Aren't they pretty? Three skeins of beautiful Italian wool. I have no idea what possessed me, other than the ambiance of the store I visited yesterday with B. Called Kindred Threads (note: website is a bit neglected, I think), the store has the kind of yarn I knew existed but couldn't find at the -mart stores. Organic cotton, home-spun alpaca, you name it. You walk in and enter a true knitter's wonderland. It has more than yarns–there are looms (the huge kind you make blankets and rugs on), crafts, and lots of beautiful felted items for sale. I bought these skeins imagining I may buy myself a sock loom someday and make a pair. Or maybe a hat. Or a scarf. I've even imagined making a slipper on the blue loom and felting it down, but the thought of wrecking this yarn upsets me. We'll see. In the meantime, I'm just enjoying the bright, spring colors amongst my rather earth-toned yarn selection. (I bought a skein of pink a few weeks ago and it stands out like a sore thumb. Now, it isn't so lonely anymore.)

So here's what was strange. I told the owner I was a beginner, but left off the word "loom." I was a bit hesitant, amidst all the beauty, to admit I'm using those big, plastic looms. You know, the ones you buy at Wal-mart?

She told me of one other yarn shop closer to my hometown, but when we drove past it later, it was closed for the day.

I think I've found every single yarn shop in the area and I always find something to buy. There are yarn cutters that make me think of a weapon, and there are special darning needles and carved cases. I've been tempted by beautiful sterling scissors shaped like cranes, and lots of other things.

Bag

Although I didn't follow it today when I bought the blue and green yarn, I have a rule that I shouldn't buy yarn I don't need but just purchase it as I go. In other words–no stockpiling.

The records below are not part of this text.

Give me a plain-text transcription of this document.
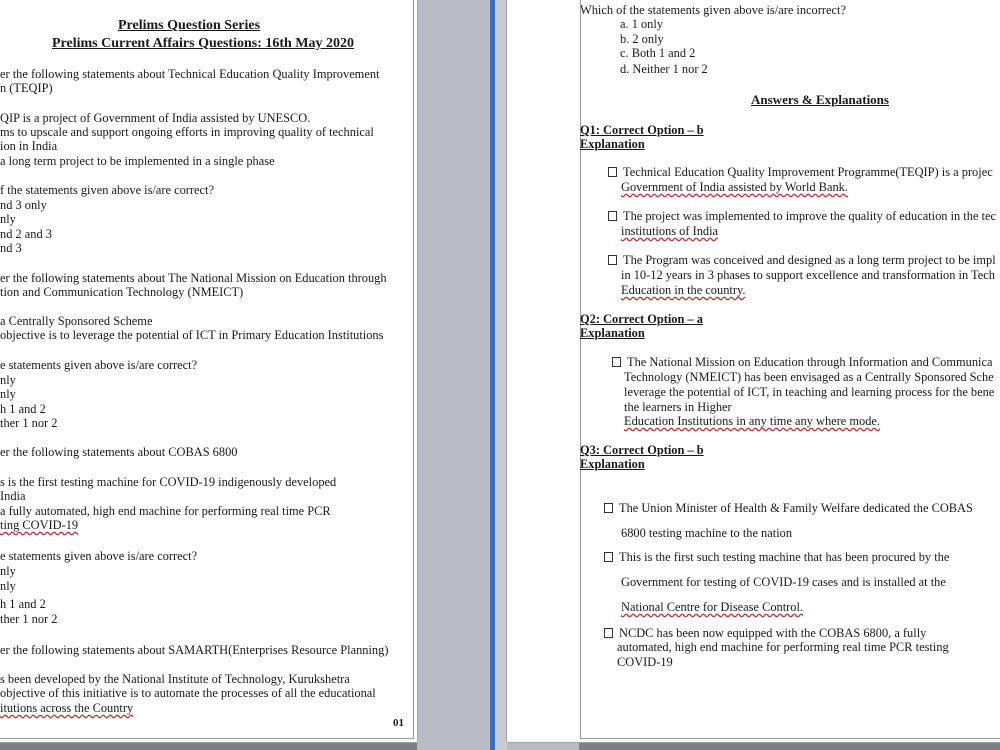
Prelims Question Series
Prelims Current Affairs Questions: 16th May 2020
er the following statements about Technical Education Quality Improvement
n (TEQIP)
QIP is a project of Government of India assisted by UNESCO.
ms to upscale and support ongoing efforts in improving quality of technical
ion in India
a long term project to be implemented in a single phase
f the statements given above is/are correct?
nd 3 only
nly
nd 2 and 3
nd 3
er the following statements about The National Mission on Education through
tion and Communication Technology (NMEICT)
a Centrally Sponsored Scheme
objective is to leverage the potential of ICT in Primary Education Institutions
e statements given above is/are correct?
nly
nly
h 1 and 2
ther 1 nor 2
er the following statements about COBAS 6800
s is the first testing machine for COVID-19 indigenously developed
India
a fully automated, high end machine for performing real time PCR
ting COVID-19
e statements given above is/are correct?
nly
nly
h 1 and 2
ther 1 nor 2
er the following statements about SAMARTH(Enterprises Resource Planning)
s been developed by the National Institute of Technology, Kurukshetra
objective of this initiative is to automate the processes of all the educational
itutions across the Country
01
Which of the statements given above is/are incorrect?
a. 1 only
b. 2 only
c. Both 1 and 2
d. Neither 1 nor 2
Answers & Explanations
Q1: Correct Option – b
Explanation
Technical Education Quality Improvement Programme(TEQIP) is a projec
Government of India assisted by World Bank.
The project was implemented to improve the quality of education in the tec
institutions of India
The Program was conceived and designed as a long term project to be impl
in 10-12 years in 3 phases to support excellence and transformation in Tech
Education in the country.
Q2: Correct Option – a
Explanation
The National Mission on Education through Information and Communica
Technology (NMEICT) has been envisaged as a Centrally Sponsored Sche
leverage the potential of ICT, in teaching and learning process for the bene
the learners in Higher
Education Institutions in any time any where mode.
Q3: Correct Option – b
Explanation
The Union Minister of Health & Family Welfare dedicated the COBAS
6800 testing machine to the nation
This is the first such testing machine that has been procured by the
Government for testing of COVID-19 cases and is installed at the
National Centre for Disease Control.
NCDC has been now equipped with the COBAS 6800, a fully
automated, high end machine for performing real time PCR testing
COVID-19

So, how come after only three weeks using the KK my knitting bag is stuffed, I have a wicker basket piled high with yarn, and I even have a mostly-filled plastic bag on the floor? This is a very addicting hobby.

The Mysterious Expanding Slipper

No Comments

You learn things every day. What I learned today: Yarn stretches. Yes, I know. I should know this, but it must have escaped my mind somehow.

My dad had requested slippers, so I traced his current slipper on a piece of paper to be able to size them correctly. I was really excited about making these, because I came across Isela's pattern for ribbed socks (PDF) using the blue loom, and it would be my first try at a toe that didn't get drawn up with one thread like the top of a hat. (Note: I didn't make this pattern exactly, but it helped me understand increasing and decreasing on the loom–her pattern keeps those pesky holes from appearing in the heel.)

So, my dad has size 10.5 feet. Keep this in mind. I started with Lion Brand Thick and Quick in "wood" (yes, I must expand my yarn horizons) by knitting ten rounds, drawing up the bottom row, and knitting off to make a cuff. I then jumped right into the heel, and was pleased to find it went smoothly. When I started the actual foot, I carefully compared the growing sock with the tracing of my Dad's slipper. 10.5. Remember.

I knitted 28 rows and then knitted the toe using the flat stitch. I took off the whole thing using a flat panel removal method, like Isela recommends. And here's the result!

That's ONE HUGE SLIPPER!

B came home, took one look, and burst out laughing. What happened? It matched the paper tracing exactly, right up until the point where I took it off of the loom. So… the moral of the story is: yarn stretches, sometimes mysteriously so.

This story has a happy ending. Yes, I could have "frogged" it (I've learned that means Rip-it, Rip-it!) but it just so happens my husband's foot is size 12 so guess who's getting a pair of slippers? Sorry, Dad!